1. "Apartment" came into vogue after this word became associated with overcrowding and squalor:

a. High-rise
b. Multi-family dwelling
c. Tenement
d. Digs

Answer: c

2. The Empire State building was built in a record 18 months, in the depths of the Depression. What happened to the workers next?

a. They all got bonuses.
b. They moved west to build Hoover Dam.
c. They got all-expense-paid vacations to Disneyland.
d. They spent much of the rest of the Depression unemployed.

Answer: d

3. What was the most expensive floor to rent in a tenement?

a. 1st floor
b. top floor
c. one of the middle floors

Answer: a

4. Why?

a. Immigrants were afraid of heights.
b. It was the most convenient, because tenements originally had no running water or elevators.
c. The first floor units were the nicest.
d. They were coolest in the Summer.
e. They were the easiest to evacuate in case of fire.

Answer: b (but d. and e. were also true)

Wednesday, July 1, 2009

"Bracketing," explained

The Goldilocks Approach to Appraisals

Just like Goldilocks preferred the porridge that was neither too hot nor too cold, appraisers like to see a home that prices in the middle of its peer group.

In appraiser lingo, such a home is said to "bracket."

In plain English, that means it's priced more than a slightly inferior home, and less than a slightly superior home.
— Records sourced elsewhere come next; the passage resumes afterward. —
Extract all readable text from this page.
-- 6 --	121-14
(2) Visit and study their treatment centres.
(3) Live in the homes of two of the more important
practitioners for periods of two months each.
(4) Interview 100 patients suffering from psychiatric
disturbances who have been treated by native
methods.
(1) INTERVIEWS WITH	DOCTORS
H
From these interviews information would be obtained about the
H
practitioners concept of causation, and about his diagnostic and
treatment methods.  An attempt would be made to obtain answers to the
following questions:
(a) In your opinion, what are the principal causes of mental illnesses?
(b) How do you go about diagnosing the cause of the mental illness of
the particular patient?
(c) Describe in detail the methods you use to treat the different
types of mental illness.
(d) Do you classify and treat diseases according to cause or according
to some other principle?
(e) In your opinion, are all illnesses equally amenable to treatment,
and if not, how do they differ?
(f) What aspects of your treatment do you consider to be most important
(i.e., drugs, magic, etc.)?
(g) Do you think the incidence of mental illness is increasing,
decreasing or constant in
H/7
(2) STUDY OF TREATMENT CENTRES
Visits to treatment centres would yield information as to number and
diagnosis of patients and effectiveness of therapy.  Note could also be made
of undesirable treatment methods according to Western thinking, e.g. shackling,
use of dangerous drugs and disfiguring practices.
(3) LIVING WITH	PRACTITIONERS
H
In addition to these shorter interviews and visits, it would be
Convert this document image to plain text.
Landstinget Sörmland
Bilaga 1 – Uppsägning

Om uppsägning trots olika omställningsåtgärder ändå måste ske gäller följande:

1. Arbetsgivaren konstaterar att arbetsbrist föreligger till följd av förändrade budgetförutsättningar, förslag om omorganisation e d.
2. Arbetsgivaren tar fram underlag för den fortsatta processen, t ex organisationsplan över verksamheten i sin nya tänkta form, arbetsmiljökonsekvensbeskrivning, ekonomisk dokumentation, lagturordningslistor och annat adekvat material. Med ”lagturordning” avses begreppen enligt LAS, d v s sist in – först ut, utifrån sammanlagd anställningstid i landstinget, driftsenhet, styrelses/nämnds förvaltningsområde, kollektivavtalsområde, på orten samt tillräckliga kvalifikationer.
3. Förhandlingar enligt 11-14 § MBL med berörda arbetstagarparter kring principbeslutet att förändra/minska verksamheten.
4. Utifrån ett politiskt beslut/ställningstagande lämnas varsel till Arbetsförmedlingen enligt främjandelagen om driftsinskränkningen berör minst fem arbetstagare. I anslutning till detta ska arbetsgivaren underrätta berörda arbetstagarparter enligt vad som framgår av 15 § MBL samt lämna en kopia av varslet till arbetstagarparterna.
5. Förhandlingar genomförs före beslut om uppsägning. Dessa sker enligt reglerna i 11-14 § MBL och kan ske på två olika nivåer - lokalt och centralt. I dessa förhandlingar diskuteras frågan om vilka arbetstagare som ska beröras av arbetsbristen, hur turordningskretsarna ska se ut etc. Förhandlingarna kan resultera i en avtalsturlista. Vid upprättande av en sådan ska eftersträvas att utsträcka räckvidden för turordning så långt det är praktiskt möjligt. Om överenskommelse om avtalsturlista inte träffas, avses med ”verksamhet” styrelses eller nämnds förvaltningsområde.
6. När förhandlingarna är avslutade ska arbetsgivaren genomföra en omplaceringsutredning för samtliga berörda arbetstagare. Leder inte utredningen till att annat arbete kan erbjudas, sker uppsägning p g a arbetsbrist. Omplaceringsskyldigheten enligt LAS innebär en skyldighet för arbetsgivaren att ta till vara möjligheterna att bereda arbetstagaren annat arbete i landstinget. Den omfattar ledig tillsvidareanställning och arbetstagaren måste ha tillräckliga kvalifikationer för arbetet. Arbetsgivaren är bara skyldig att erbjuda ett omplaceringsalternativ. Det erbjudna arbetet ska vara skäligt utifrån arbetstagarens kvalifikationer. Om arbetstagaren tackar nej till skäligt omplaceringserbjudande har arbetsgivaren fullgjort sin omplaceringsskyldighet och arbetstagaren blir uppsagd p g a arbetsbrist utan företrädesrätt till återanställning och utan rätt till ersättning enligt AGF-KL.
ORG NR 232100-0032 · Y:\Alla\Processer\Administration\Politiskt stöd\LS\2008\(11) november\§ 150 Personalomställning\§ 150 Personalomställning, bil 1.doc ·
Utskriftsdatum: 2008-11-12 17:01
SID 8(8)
For purposes of doing a Comparative Market Analysis ("CMA"), the subject home's peer group typically consists of the three, most similar closed sales, ideally no further back than six months. Depending on the part of town and activity, sometimes three months is now considered the max.

In fact, the subject home is supposed to "bracket" twice: before the comp's have been adjusted -- and after.

Adjustments are all the things that differentiate the comp from the subject home. It can be another bathroom, more (or less) finished square feet, a new Kitchen, better (or worse) condition.

Regardless, if the subject home doesn't "bracket" a second time, after the comp's have been adjusted . . the deal can be in trouble.